Although Odysseus is married to Penelope, it was well known that he was first a suitor to her cousin, Helen of Troy. Helen was known for her amazing beauty. She had so many suitors, in fact, that her father feared the wrath of her dismissed suitors in the eventuality that she chose a husband. Odysseus solved this problem by having every suitor take an oath to defend Helen’s chosen husband. When the suitors, including Odysseus, took this oath, Helen chose Menelaus. Afterwards, Odysseus chose Penelope as his mate.
It was the abduction of Helen by Paris that began the Trojan War. When she was taken, Menelaus called on all of the suitors to help him reclaim her. It is because of this that Helen is known to have had “the face that launched a thousand ships.” It was because of her great beauty that she had these devoted suitors to come, along with her chosen husband, to her rescue. As Odysseus was a member of this troupe, he left Penelope with their young son to fight alongside Menelaus.

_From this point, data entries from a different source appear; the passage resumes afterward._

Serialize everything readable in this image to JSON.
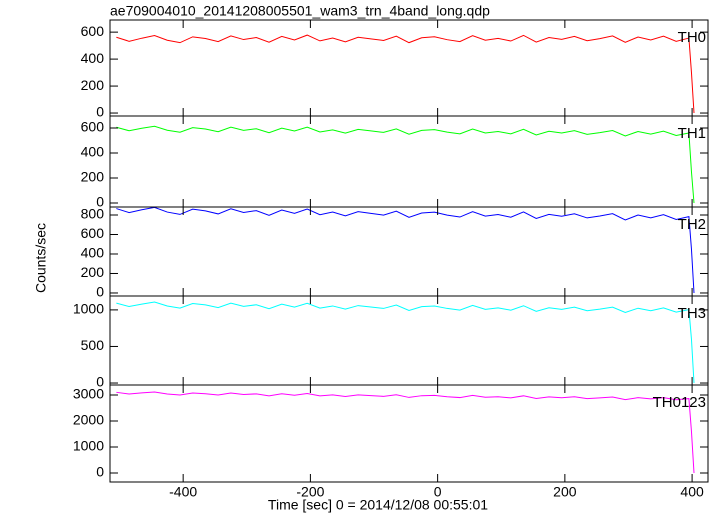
{
  "figure": {
    "title": "ae709004010_20141208005501_wam3_trn_4band_long.qdp",
    "xlabel": "Time [sec] 0 = 2014/12/08 00:55:01",
    "ylabel": "Counts/sec",
    "xlim": [
      -515,
      425
    ],
    "xticks": [
      -400,
      -200,
      0,
      200,
      400
    ],
    "x": [
      -505,
      -485,
      -465,
      -445,
      -425,
      -405,
      -385,
      -365,
      -345,
      -325,
      -305,
      -285,
      -265,
      -245,
      -225,
      -205,
      -185,
      -165,
      -145,
      -125,
      -105,
      -85,
      -65,
      -45,
      -25,
      -5,
      15,
      35,
      55,
      75,
      95,
      115,
      135,
      155,
      175,
      195,
      215,
      235,
      255,
      275,
      295,
      315,
      335,
      355,
      375,
      395,
      399,
      403
    ]
  },
  "chart_data": [
    {
      "type": "line",
      "label": "TH0",
      "color": "#ff0000",
      "ylim": [
        -22,
        690
      ],
      "yticks": [
        0,
        200,
        400,
        600
      ],
      "values": [
        562,
        532,
        555,
        575,
        540,
        522,
        565,
        553,
        530,
        572,
        545,
        560,
        525,
        568,
        542,
        578,
        535,
        556,
        528,
        562,
        550,
        538,
        570,
        522,
        558,
        566,
        544,
        530,
        574,
        540,
        554,
        534,
        576,
        526,
        560,
        546,
        568,
        536,
        552,
        572,
        524,
        564,
        542,
        570,
        532,
        556,
        300,
        0
      ]
    },
    {
      "type": "line",
      "label": "TH1",
      "color": "#00ff00",
      "ylim": [
        -32,
        696
      ],
      "yticks": [
        0,
        200,
        400,
        600
      ],
      "values": [
        606,
        578,
        598,
        614,
        582,
        566,
        603,
        592,
        570,
        607,
        581,
        594,
        562,
        599,
        576,
        607,
        568,
        585,
        559,
        589,
        577,
        565,
        593,
        550,
        581,
        587,
        567,
        553,
        592,
        560,
        572,
        553,
        590,
        544,
        574,
        560,
        579,
        549,
        563,
        580,
        536,
        572,
        551,
        575,
        540,
        560,
        250,
        0
      ]
    },
    {
      "type": "line",
      "label": "TH2",
      "color": "#0000ff",
      "ylim": [
        -31,
        882
      ],
      "yticks": [
        0,
        200,
        400,
        600,
        800
      ],
      "values": [
        866,
        825,
        854,
        878,
        830,
        806,
        860,
        842,
        811,
        864,
        826,
        845,
        797,
        851,
        817,
        861,
        803,
        830,
        791,
        834,
        817,
        799,
        839,
        776,
        820,
        829,
        799,
        779,
        834,
        789,
        805,
        777,
        831,
        764,
        806,
        787,
        813,
        770,
        790,
        814,
        749,
        800,
        770,
        804,
        754,
        783,
        450,
        0
      ]
    },
    {
      "type": "line",
      "label": "TH3",
      "color": "#00ffff",
      "ylim": [
        -27,
        1190
      ],
      "yticks": [
        0,
        500,
        1000
      ],
      "values": [
        1093,
        1046,
        1079,
        1108,
        1053,
        1024,
        1087,
        1068,
        1031,
        1092,
        1049,
        1070,
        1016,
        1079,
        1038,
        1090,
        1024,
        1054,
        1010,
        1059,
        1039,
        1020,
        1066,
        992,
        1044,
        1054,
        1020,
        997,
        1061,
        1008,
        1028,
        996,
        1057,
        980,
        1029,
        1007,
        1038,
        988,
        1010,
        1038,
        965,
        1023,
        988,
        1028,
        970,
        1004,
        600,
        0
      ]
    },
    {
      "type": "line",
      "label": "TH0123",
      "color": "#ff00ff",
      "ylim": [
        -346,
        3385
      ],
      "yticks": [
        0,
        1000,
        2000,
        3000
      ],
      "values": [
        3104,
        3039,
        3080,
        3115,
        3040,
        2999,
        3079,
        3050,
        2999,
        3078,
        3019,
        3044,
        2969,
        3050,
        2993,
        3060,
        2968,
        3005,
        2944,
        3007,
        2978,
        2949,
        3008,
        2907,
        2974,
        2985,
        2935,
        2902,
        2985,
        2912,
        2935,
        2890,
        2969,
        2864,
        2927,
        2894,
        2932,
        2863,
        2890,
        2925,
        2824,
        2899,
        2850,
        2901,
        2820,
        2862,
        1600,
        0
      ]
    }
  ]
}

Odysseus was a key figure in the Trojan War. However, it is what happened after the war that he is best known for. On his trip home, he was diverted many times over. During this trip, he had to deal with a monstrous Cyclops, a drugged crew, bewitching women, and unsafe waters, to name just a few of his ordeals. Once he arrived home to Ithaca, however, he had yet another battle to fight. His wife Penelope was under the siege of suitors who were after his kingdom. By the use of wit and disguise, Odysseus prevails once again and reseats himself as the King of Ithaca.